Он говорил, но она не глядела на него, давно не глядела, она была вся там.
— Я сделала шаг, как вдруг Антоша исчез за дверью. Я побежала на кухню и увидела маму. Она лежала, на лице кровь — вдруг губы шевельнулись. Я наклонилась над ней и сказала: «Боже мой! Потерпи, я сейчас врача…» — «Не надо, я умираю, прости, и я прощаю тебя». Она говорила почти неслышно, с трудом, а глаза как будто подернуты пленкой. И она сказала… — Соня словно задумалась, опершись подбородком о ладонь, подняла голову, глядя прямо в глаза Егору. — Я не стану говорить.
— Я прошу тебя!
— Нет.
— Соня, я не виноват.
— Ах, не виноват! Так слушай. Она сказала: «Твой жених убийца. Но никто не должен об этом знать. Поклянись!» Я поклялась, я ничего не соображала.

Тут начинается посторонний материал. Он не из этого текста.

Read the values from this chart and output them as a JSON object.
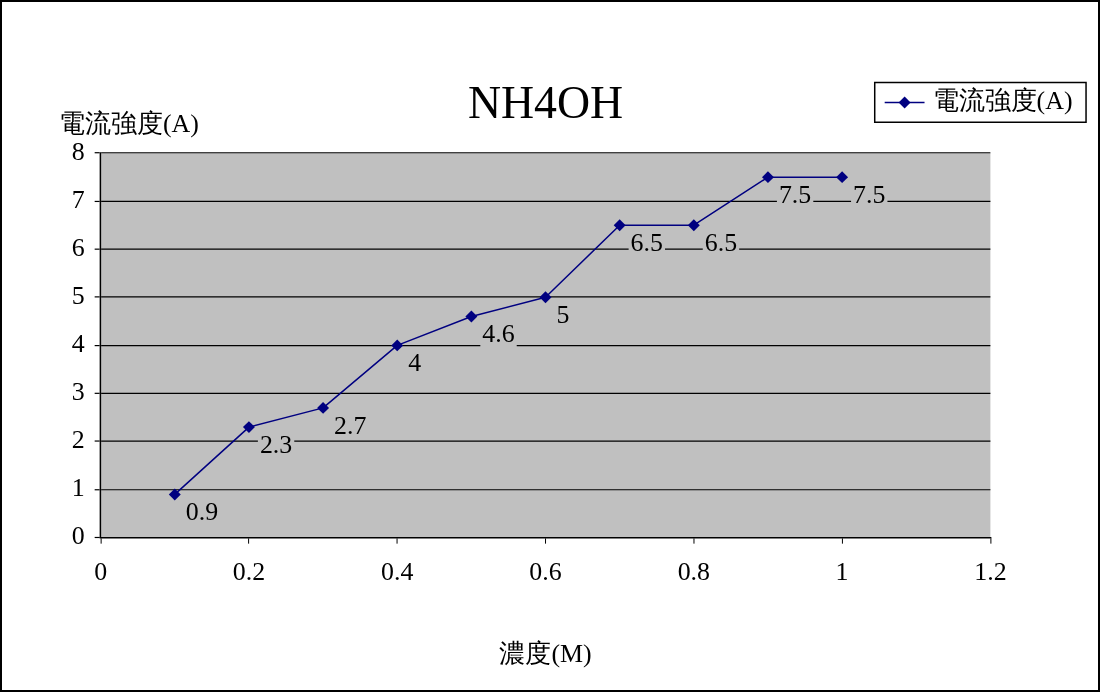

Егор чувствовал на себе тяжесть чужих глаз, чужих душ — соединенных отрицательных энергий, окружающих плотным охотничьим кольцом: «Ату его!» И Морг процедил злорадно: «Алиби-то, выходит, липовое!» Но она сказала, опередив Серафиму Ивановну:
— Я всегда знала, что ты убийца, но не верила.
— Знала и не верила?
«Да, да, это так, — думал он, — и я знал, арифметически знал, что ты жила регулярной половой жизнью, — и не верил».
— Да, — ответила она пылко и смело. — Мама сказала: «Ты беги… далеко, чтоб никто тебя не видел». И еще — последнее: «Надо мною ангел смеется». Она умерла, я подбежала к окну, ты стоял и смотрел на меня, веселый. Я сразу нарушила клятву и крикнула: «Убийца!» Потому что, — глаза ее утратили блеск, она все время колебалась между верой и неверием, — потому что ты, убийца, стоял спокойно…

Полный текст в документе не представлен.